Machine learning and structural biology company Atomic AI announced that it has created the first large language learning model that leverages chemical mapping data to optimize RNA therapeutic development by predicting the structure and function of RNA. The company details the development of its proprietary technology, called ATOM-1, in a preprint published on bioRxiv.
The development of mRNA-based COVID-19 vaccines has underscored the potential of RNA-based and RNA-targeting therapies in addressing a broad swath of health conditions, including infectious diseases, cancer, and neurodegenerative disorders. But existing challenges to designing and discovering RNA therapeutics arise from a lack of data essential for predicting the structure and function of RNA. Current methods, such as utilizing animal models for in vivo studies or employing cryo‐electron microscopy (cryo‐EM) for determining 3D RNA structure, are both difficult to master and time-consuming.
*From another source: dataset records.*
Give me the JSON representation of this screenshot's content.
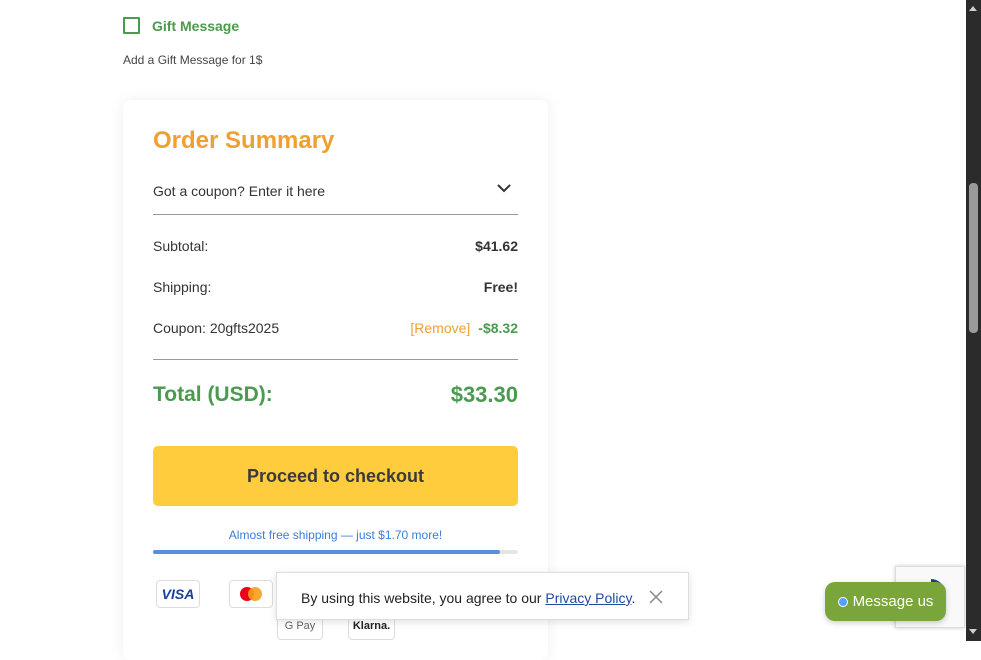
{
  "gift": {
    "label": "Gift Message",
    "note": "Add a Gift Message for 1$",
    "checked": false
  },
  "summary": {
    "title": "Order Summary",
    "coupon_prompt": "Got a coupon? Enter it here",
    "subtotal_label": "Subtotal:",
    "subtotal_value": "$41.62",
    "shipping_label": "Shipping:",
    "shipping_value": "Free!",
    "coupon_label": "Coupon: 20gfts2025",
    "coupon_remove": "[Remove]",
    "coupon_discount": "-$8.32",
    "total_label": "Total (USD):",
    "total_value": "$33.30",
    "checkout_label": "Proceed to checkout",
    "shipping_progress_text": "Almost free shipping — just $1.70 more!",
    "shipping_progress_percent": 95
  },
  "payments": {
    "visa": "VISA",
    "gpay": "G Pay",
    "klarna": "Klarna."
  },
  "cookie": {
    "text_before": "By using this website, you agree to our ",
    "link": "Privacy Policy",
    "text_after": "."
  },
  "chat": {
    "label": "Message us"
  },
  "colors": {
    "accent_orange": "#f0a030",
    "accent_green": "#4a9a4f",
    "checkout_yellow": "#ffcc3d",
    "progress_blue": "#5a8fdc"
  }
}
The scarcity of high-quality RNA data has hindered the optimization of important RNA therapeutic attributes, including stability, toxicity, and translational efficiency, due to the absence of reliable “ground-truth” data.
“ATOM-1 enables the prediction of structural and functional aspects of RNA as well as key characteristics of RNA modalities, including small molecules, mRNA vaccines, siRNAs, and circular RNA, to aid in the efficient design of therapies,” said Manjunath “Manju” Ramarao, PhD, chief science officer of Atomic AI. “Our goal is to create a streamlined drug discovery process to advance our own pipeline and work with partners to help validate their RNA targets and tools, to ultimately get needed therapeutics to patients quickly and more efficiently.”
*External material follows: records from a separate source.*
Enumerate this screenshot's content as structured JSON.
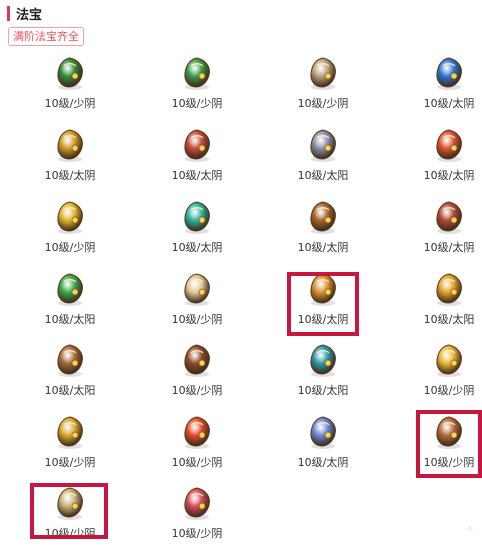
{
  "section": {
    "title": "法宝",
    "badge": "满阶法宝齐全"
  },
  "items": [
    {
      "label": "10级/少阴",
      "icon": "green-umbrella-icon",
      "color": "#2f8a3c"
    },
    {
      "label": "10级/少阴",
      "icon": "gourd-icon",
      "color": "#3b9a4a"
    },
    {
      "label": "10级/少阴",
      "icon": "scroll-book-icon",
      "color": "#b8a27a"
    },
    {
      "label": "10级/太阴",
      "icon": "blue-gem-icon",
      "color": "#2e74d6"
    },
    {
      "label": "10级/太阴",
      "icon": "golden-rope-icon",
      "color": "#d19a2a"
    },
    {
      "label": "10级/太阴",
      "icon": "pagoda-statue-icon",
      "color": "#c7483a"
    },
    {
      "label": "10级/太阳",
      "icon": "lantern-tower-icon",
      "color": "#8a8fa6"
    },
    {
      "label": "10级/太阴",
      "icon": "fire-sword-icon",
      "color": "#e0522e"
    },
    {
      "label": "10级/少阴",
      "icon": "gold-pagoda-icon",
      "color": "#e3b32e"
    },
    {
      "label": "10级/太阴",
      "icon": "jade-dragon-icon",
      "color": "#2ab39a"
    },
    {
      "label": "10级/太阴",
      "icon": "bronze-mask-icon",
      "color": "#a5642a"
    },
    {
      "label": "10级/太阴",
      "icon": "red-chest-icon",
      "color": "#b5473a"
    },
    {
      "label": "10级/太阳",
      "icon": "green-dragon-icon",
      "color": "#3aa84a"
    },
    {
      "label": "10级/少阴",
      "icon": "talisman-paper-icon",
      "color": "#e2c79a"
    },
    {
      "label": "10级/太阴",
      "icon": "golden-gourd-bag-icon",
      "color": "#d8902a"
    },
    {
      "label": "10级/太阳",
      "icon": "fan-scarf-icon",
      "color": "#e1a224"
    },
    {
      "label": "10级/太阳",
      "icon": "wooden-puppet-icon",
      "color": "#a6683a"
    },
    {
      "label": "10级/少阴",
      "icon": "crossbow-icon",
      "color": "#8b4a2a"
    },
    {
      "label": "10级/太阳",
      "icon": "teal-cloud-icon",
      "color": "#2a9aa8"
    },
    {
      "label": "10级/少阴",
      "icon": "golden-bell-rod-icon",
      "color": "#e8b636"
    },
    {
      "label": "10级/少阴",
      "icon": "bronze-bell-icon",
      "color": "#d8a72e"
    },
    {
      "label": "10级/少阴",
      "icon": "fire-orb-icon",
      "color": "#e54a2a"
    },
    {
      "label": "10级/太阴",
      "icon": "ice-crystal-icon",
      "color": "#6b86d8"
    },
    {
      "label": "10级/少阴",
      "icon": "scroll-bundle-icon",
      "color": "#b86a3a"
    },
    {
      "label": "10级/少阴",
      "icon": "crossed-swords-icon",
      "color": "#c9b27a"
    },
    {
      "label": "10级/少阴",
      "icon": "red-beads-icon",
      "color": "#d84a5a"
    }
  ],
  "watermark": "✧"
}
As detailed in the preprint, the Atomic AI team created their ATOM-1 platform by building an in-house dataset of using wet-lab assays, that included data from millions of RNA sequences and more than a billion nucleotide-level measurements. These data were then used to train ATOM-1 which provides more detailed insight of RNA which can then be used to optimize the properties of RNA modalities for therapeutic development.
“By building large datasets based on RNA nucleotide modifications and next-generation sequencing, the team at Atomic AI has created a first-of-its-kind RNA foundation model,” said Stephan Eismann, PhD, founding scientist and machine learning lead at Atomic AI. “We are excited about how broadly applicable our model is to other aspects of RNA research, and its potential for optimizing various properties of RNA-based medicines, such as the stability and translation efficiency of mRNA vaccines or the activity and toxicity of siRNAs.”
According to the company, its model stands apart from others in previously published studies based on its ability to more accurately predict secondary and tertiary RNA structure. The Atomic AI teams retrospective analysis of other tools for vaccine design, for instance, it showed it outperformed existing models that predict in-solution mRNA stability. This allows for the prediction of different properties of the RNA, as well as other features of RNA-based therapies with a limited amount of data.
“Over the last two and a half years, we’ve been purposefully designing and collecting data to train our foundation model,” said Raphaël Townshend, PhD, founder and CEO of Atomic AI. “Through machine learning and generative AI, we now have a unique opportunity with ATOM-1 to predict RNA structure and function with high precision by tuning it with just a small amount of initial data points.”